Rasmussen'in, direkt NATO Genel Sekreteri olmadığını, Danimarka'da 3 kez
seçim kazanarak başbakanlık yaptığını anımsatan Erdoğan, Rasmussen ile
Avrupa Birliğini (AB) ve ülkelerini de iyi tanıyan bir genel sekreter olması nedeniyle teröre yönelik NATO'da beraber yapacakları çok şey bulunduğunu belirtti. Erdoğan, şöyle devam etti:
''Onun için kendilerinden ayrıca bu konuda desteklerini, yardımlarını istedim ve kendileri de sağ olsun, bu konuda 'ellerinden gelen desteği vereceklerini' söylediler. Yeni süreçte teröre yönelik uluslararası yaklaşımların da tartışmaya açılmasını, terör örgütüne karşı destekleyici ya da tarafsız kalan ülkelerin kendilerini ciddi şekilde sorgulayarak bu tavırlarını değiştirmelerini hasseten arzu ediyoruz.
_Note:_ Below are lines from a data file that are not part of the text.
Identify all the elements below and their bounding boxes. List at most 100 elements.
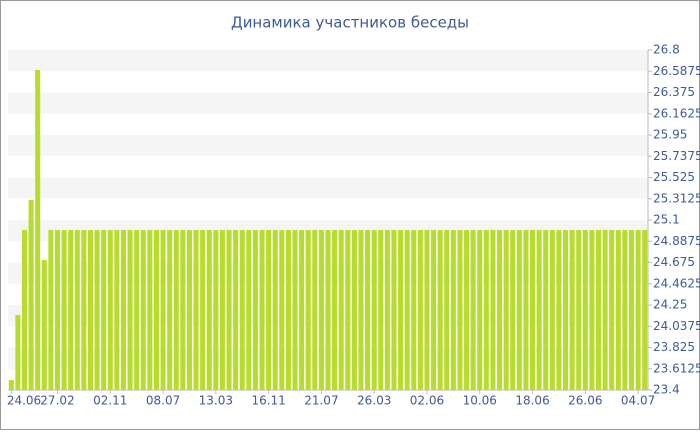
bar: [615, 230, 621, 390]
bar: [503, 230, 509, 390]
y-tick-label: 23.6125: [653, 361, 700, 375]
x-tick-label: 26.06: [568, 394, 602, 408]
bar: [609, 230, 615, 390]
bar: [332, 230, 338, 390]
bar: [510, 230, 516, 390]
y-tick-label: 25.95: [653, 128, 687, 142]
bar: [345, 230, 351, 390]
bar: [134, 230, 140, 390]
bar: [213, 230, 219, 390]
x-tick-label: 04.07: [621, 394, 655, 408]
bar: [153, 230, 159, 390]
bar: [8, 380, 14, 390]
bar: [252, 230, 258, 390]
bar: [576, 230, 582, 390]
y-tick-label: 26.8: [653, 43, 680, 57]
bar: [101, 230, 107, 390]
bar: [226, 230, 232, 390]
y-tick-label: 24.25: [653, 298, 687, 312]
x-tick-label: 26.03: [357, 394, 391, 408]
bar: [398, 230, 404, 390]
bar: [120, 230, 126, 390]
bar: [266, 230, 272, 390]
bar: [200, 230, 206, 390]
bar: [74, 230, 80, 390]
bar: [437, 230, 443, 390]
bar: [68, 230, 74, 390]
bar: [543, 230, 549, 390]
grid-band: [8, 92, 648, 114]
bar: [318, 230, 324, 390]
bar: [61, 230, 67, 390]
bar: [384, 230, 390, 390]
y-tick-label: 24.675: [653, 255, 695, 269]
bar: [54, 230, 60, 390]
bar: [351, 230, 357, 390]
chart-title: Динамика участников беседы: [231, 14, 469, 32]
bar: [635, 230, 641, 390]
y-tick-label: 25.1: [653, 213, 680, 227]
bar: [411, 230, 417, 390]
bar: [127, 230, 133, 390]
y-tick-label: 26.375: [653, 85, 695, 99]
x-tick-label: 02.06: [410, 394, 444, 408]
bar: [497, 230, 503, 390]
bar: [628, 230, 635, 390]
bar: [391, 230, 397, 390]
bar: [292, 230, 298, 390]
bar: [457, 230, 463, 390]
x-tick-label: 21.07: [304, 394, 338, 408]
x-tick-label: 13.03: [199, 394, 233, 408]
x-tick-label: 08.07: [146, 394, 180, 408]
bar: [87, 230, 93, 390]
y-tick-label: 25.3125: [653, 191, 700, 205]
bar: [325, 230, 331, 390]
bar: [246, 230, 252, 390]
bar: [186, 230, 192, 390]
bar: [424, 230, 430, 390]
x-tick-label: 27.02: [40, 394, 74, 408]
y-tick-label: 26.5875: [653, 64, 700, 78]
x-tick-label: 10.06: [463, 394, 497, 408]
y-tick-label: 23.4: [653, 383, 680, 397]
bar: [530, 230, 536, 390]
bar: [444, 230, 450, 390]
bar: [556, 230, 562, 390]
bar: [371, 230, 377, 390]
bar: [563, 230, 569, 390]
bar: [549, 230, 555, 390]
bar: [358, 230, 364, 390]
bar: [523, 230, 529, 390]
bar: [140, 230, 146, 390]
bar: [516, 230, 522, 390]
bar: [48, 230, 54, 390]
bar: [219, 230, 225, 390]
bar: [233, 230, 239, 390]
y-tick-label: 23.825: [653, 340, 695, 354]
bar: [81, 230, 87, 390]
y-tick-label: 26.1625: [653, 106, 700, 120]
bar: [536, 230, 542, 390]
bar: [35, 70, 41, 390]
bar: [305, 230, 311, 390]
bar: [193, 230, 199, 390]
grid-band: [8, 135, 648, 157]
bar: [569, 230, 575, 390]
bar: [589, 230, 595, 390]
grid-band: [8, 50, 648, 72]
bar: [94, 230, 100, 390]
bar: [417, 230, 423, 390]
bar: [622, 230, 628, 390]
x-tick-label: 18.06: [515, 394, 549, 408]
bar: [147, 230, 153, 390]
bar: [21, 230, 28, 390]
bar: [582, 230, 588, 390]
y-tick-label: 24.4625: [653, 276, 700, 290]
bar: [160, 230, 166, 390]
x-tick-label: 16.11: [251, 394, 285, 408]
bar: [338, 230, 344, 390]
bar: [490, 230, 496, 390]
bar: [365, 230, 371, 390]
bar: [285, 230, 291, 390]
bar: [206, 230, 212, 390]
Barış, huzur, güven ve istikrar içinde büyüyen bir Türkiye, kendisi, bölgesi için olduğu kadar Avrupa için de önemli bir refah ve barış aktörü olacaktır.
Türkiye, her ne pahasına olursa olsun, bedeli her ne olursa olsun, terörle ve teröre istismar zemini hazırlayan sorunlarla mücadelesini kararlılık içinde sürdürecek, barış, huzur, güven ortamını bir an önce tam anlamıyla tesis edecektir. Bu sürece uluslararası ölçekte katkı verilmesi bizi memnun edeceği gibi orta ve uzun vadede bölgesel refah ve istikrarın oluşumuna da katkı sağlayacaktır.''
-''İTTİFAKIN TEMEL İLKE VE DEĞERLERİNDEN TAVİZ VERİLMEMESİ''-
Erdoğan, Rasmussen'in Türkiye'yi gayet iyi tanıdığını, Türkiye ile ilgili bu deneyim ve bilgi birikiminin NATO Genel Sekreterliği görevi süresince yararlı bir zemin teşkil edeceğini düşündüğünü dile getirdi.
60. yılını dolduran NATO'nun Avrupa-
Atlantik coğrafyasında barış ve istikrarın en etkin garantörü olma niteliğini sürdürdüğünü kaydeden Erdoğan, ''Hatta,
soğuk savaşın sona ermesinden yaklaşık 20 yıl sonra dahi NATO'ya duyulan ihtiyaç azalmamış, bilakis artmıştır. Bu durum NATO'nun üstlendiği yeni sorumluluklardan ve ittifaka üye olmayı bekleyen ülkelerin varlığından açıkça görülüyor'' dedi.
NATO'nun geliştirdiği
ortaklık ilişkilerinin de artan öneminin bir göstergesi olduğuna işaret eden Erdoğan, ''NATO'yu 21. yüzyılın ihtiyaç ve koşullarına uyarlarken, ittifakın temel ilke ve değerlerinden taviz verilmemesi, ittifakı başarılı kılan unsurların korunması zorunludur. Bu bağlamda müşterek
savunma ilkesini veya bu ilkenin NATO'nun bel kemiğini oluşturması hususunun altını çizerek özellikle ifade etmek istiyorum'' diye konuştu.
Türkiye'nin, 57 yıldır her türlü çabasına destek verdiği NATO'nun ''sadık ve sabık bir ortağı'' olduğunu söyleyen Erdoğan, bundan sonra da katkıda bulunmaya devam edeceğini kaydetti.
Rasmussen'e de seslenen Başbakan Erdoğan, ''NATO Genel Sekreteri olarak, NATO'nun gündeminde zor konuların yer aldığı böylesine kritik bir dönemde ifa edeceğiniz görev ve sorumluklarınızda, şahsım, milletim adına sizlere başarılar diliyorum, bunları içtenlikle ifade ediyorum. İnanıyorum ki sizin başarınız, ittifakın başarısı olacaktır'' dedi.